Once again, I was asked about my intent. This was the first question asked by a writer, about my art, on seeing three of my framed paper paintings for the first time. We had not met before and I believe she viewed them favorably and was genuinely interested in knowing more.

My first thought, which I kept to myself was: the paintings you see are what I intended.

Instead, I tried to explain how my motivation for making a painting is rolled into and inseparable from the process I use to make the painting. Paintings are not preplanned and executed according to a blueprint, but rather begin with a vision—a simple motive like a color combination that I want to see, or a composition I wish to improvise with. I was going after something new, something I hoped to recognize or discover during the process of making the painting. I don’t know, in advance, what that will look like. By using the materials at hand—paints and paper—I expect something unexpected to arise in due course.

So I set up an ever evolving process to make paintings. It’s my job, in the studio, to get out of my mundane mind and come to my senses. The visual sense has to awaken and respond to what’s seen in the immediate visual field. That's where color, shape, line, texture, space, and light is located.

How do you explain to a writer what a painter had in mind? When drawing or painting, I'm thinking visually. What am I trying to do? Turn intent into art. Motive into motif. Need into sense. How one does that is the art of it, whether deliberately or intuitively created.

Not knowing, but knowing when you see it, is key. It’s something learned through experience and many failures and false starts. And the last painting never predicts the next one. There are days when my mojo is working and other days when nothing works. Without some inner drive, the magic won't happen. It is work, and work is serious play. There are no rules to follow to create new art.

I stretched a canvas (60 x 72”) last week and painted the ground color aqua green (a middle value). Those are deliberate decisions as a matter of preparation for painting. Stretching the canvas and giving it a color (instead of gesso white) helps me gain a feel for the scale and material. That canvas is currently leaning against shelving in my studio, where I pass multiple times a day, so it is in my peripheral vision and subconscious, while I’m busy on other work. I don’t yet know what I intend to paint or when I will decide to work on it. Chances are it will derive from work in progress—the current run of paper paintings. Building on the methods and practices already in play, it will have similar qualities of form and color. But only if those means can be scaled and applied to canvas. That remains to be seen.

I’ve been working on new color combinations and paint handling and mark making (gesture) this winter. Exploring possibilities. After painting the canvas ground with acrylic aqua color (phthalo green + white), I used the excess color to begin several paper paintings. Before beginning on canvas, I will have had some sense of the color, of how the aqua green interacts with other colors, physically and visually. The rest will be intuitive, and spontaneous, until the painting I intend emerges into view.

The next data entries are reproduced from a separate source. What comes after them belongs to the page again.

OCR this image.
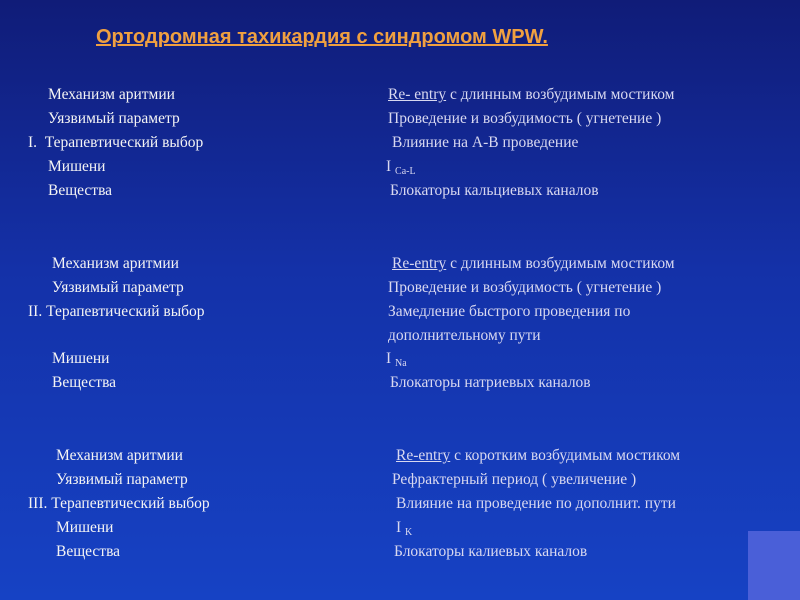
Ортодромная тахикардия с синдромом WPW.
Механизм аритмии	Re- entry с длинным возбудимым мостиком
Уязвимый параметр	Проведение и возбудимость ( угнетение )
I. Терапевтический выбор	Влияние на А-В проведение
Мишени	I $_{Ca-L}$
Вещества	Блокаторы кальциевых каналов
Механизм аритмии	Re-entry с длинным возбудимым мостиком
Уязвимый параметр	Проведение и возбудимость ( угнетение )
II. Терапевтический выбор	Замедление быстрого проведения по
дополнительному пути
Мишени	I $_{Na}$
Вещества	Блокаторы натриевых каналов
Механизм аритмии	Re-entry с коротким возбудимым мостиком
Уязвимый параметр	Рефрактерный период ( увеличение )
III. Терапевтический выбор	Влияние на проведение по дополнит. пути
Мишени	I $_K$
Вещества	Блокаторы калиевых каналов
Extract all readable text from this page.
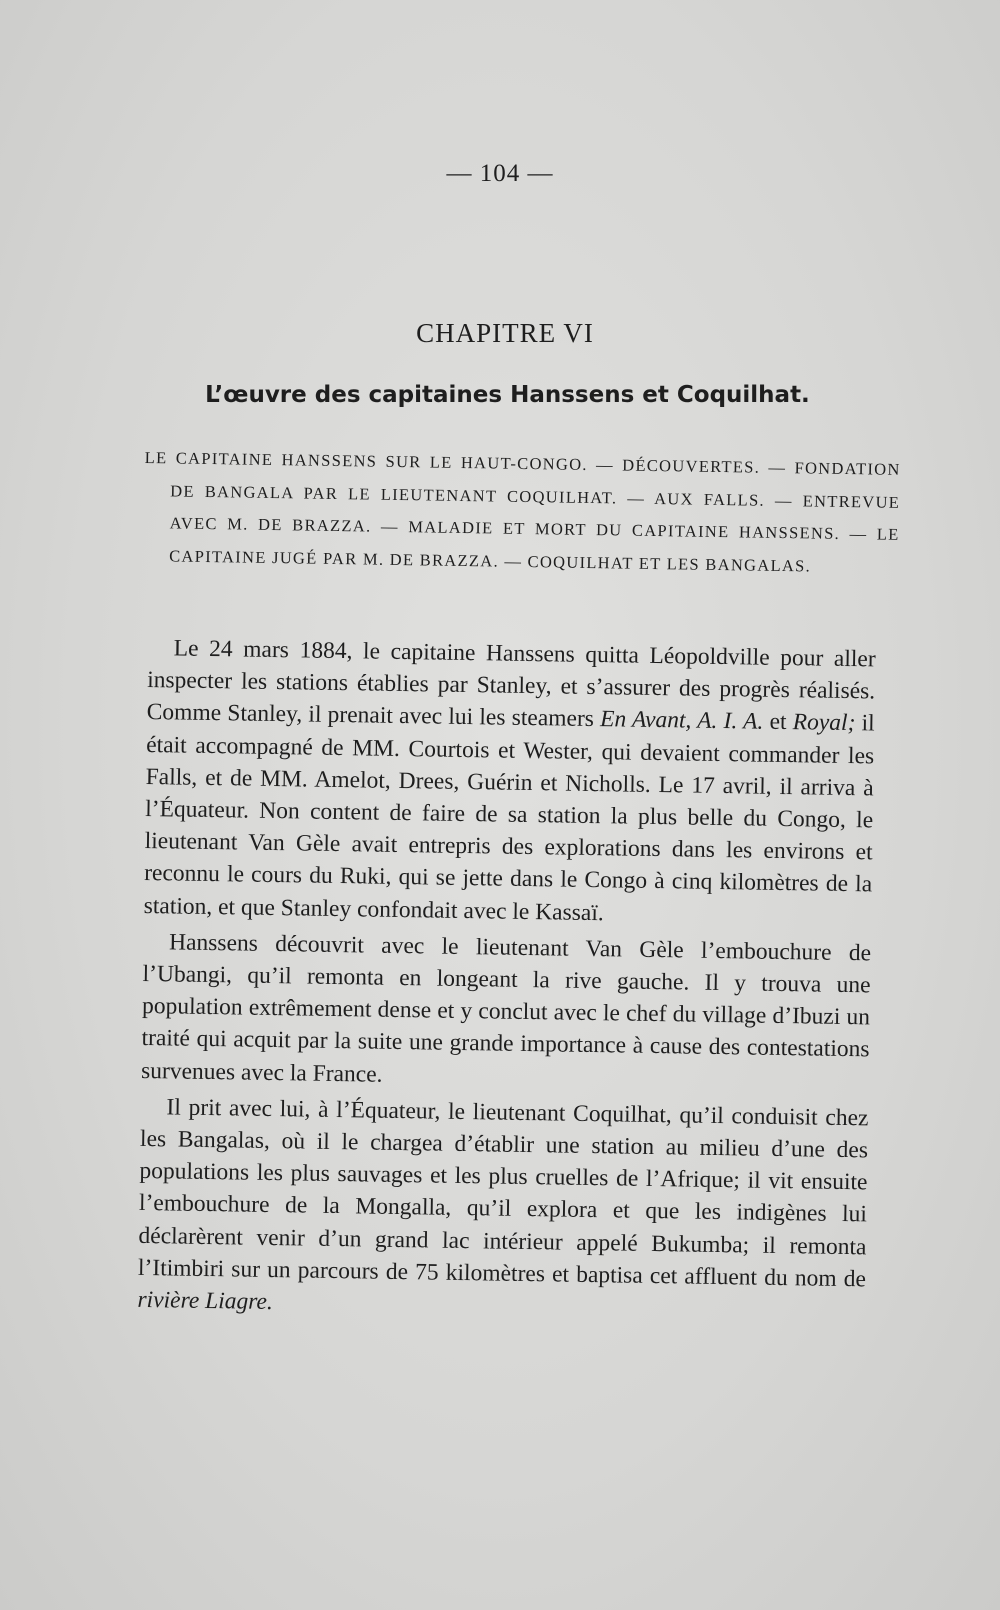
— 104 —
CHAPITRE VI
L’œuvre des capitaines Hanssens et Coquilhat.

LE CAPITAINE HANSSENS SUR LE HAUT-CONGO. — DÉCOUVERTES. — FONDATION DE BANGALA PAR LE LIEUTENANT COQUILHAT. — AUX FALLS. — ENTREVUE AVEC M. DE BRAZZA. — MALADIE ET MORT DU CAPITAINE HANSSENS. — LE CAPITAINE JUGÉ PAR M. DE BRAZZA. — COQUILHAT ET LES BANGALAS.

Le 24 mars 1884, le capitaine Hanssens quitta Léopoldville pour aller inspecter les stations établies par Stanley, et s’assurer des progrès réalisés. Comme Stanley, il prenait avec lui les steamers En Avant, A. I. A. et Royal; il était accompagné de MM. Courtois et Wester, qui devaient commander les Falls, et de MM. Amelot, Drees, Guérin et Nicholls. Le 17 avril, il arriva à l’Équateur. Non content de faire de sa station la plus belle du Congo, le lieutenant Van Gèle avait entrepris des explorations dans les environs et reconnu le cours du Ruki, qui se jette dans le Congo à cinq kilomètres de la station, et que Stanley confondait avec le Kassaï.

Hanssens découvrit avec le lieutenant Van Gèle l’embouchure de l’Ubangi, qu’il remonta en longeant la rive gauche. Il y trouva une population extrêmement dense et y conclut avec le chef du village d’Ibuzi un traité qui acquit par la suite une grande importance à cause des contestations survenues avec la France.

Il prit avec lui, à l’Équateur, le lieutenant Coquilhat, qu’il conduisit chez les Bangalas, où il le chargea d’établir une station au milieu d’une des populations les plus sauvages et les plus cruelles de l’Afrique; il vit ensuite l’embouchure de la Mongalla, qu’il explora et que les indigènes lui déclarèrent venir d’un grand lac intérieur appelé Bukumba; il remonta l’Itimbiri sur un parcours de 75 kilomètres et baptisa cet affluent du nom de rivière Liagre.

Not incidentally, there is something in philosophy (aesthetics) called the intentional fallacy. [In literary theory— the fallacy of basing an assessment of a work on the author's intention rather than on one's response to the actual work.] It posits that all artists are liars and can’t be trusted as to their intentions. Artists don’t always know what they’re talking about or can say what exactly their intention was. So what is said about the work of art mustn’t be taken too seriously. It’s the art that matters, and that’s where to look if meaning is to be found.

Note that I have not spoken about inspiration or about my background and artistic influences. Creation is not creation ex nihilo, out of nothing. This only addresses the issue of intent.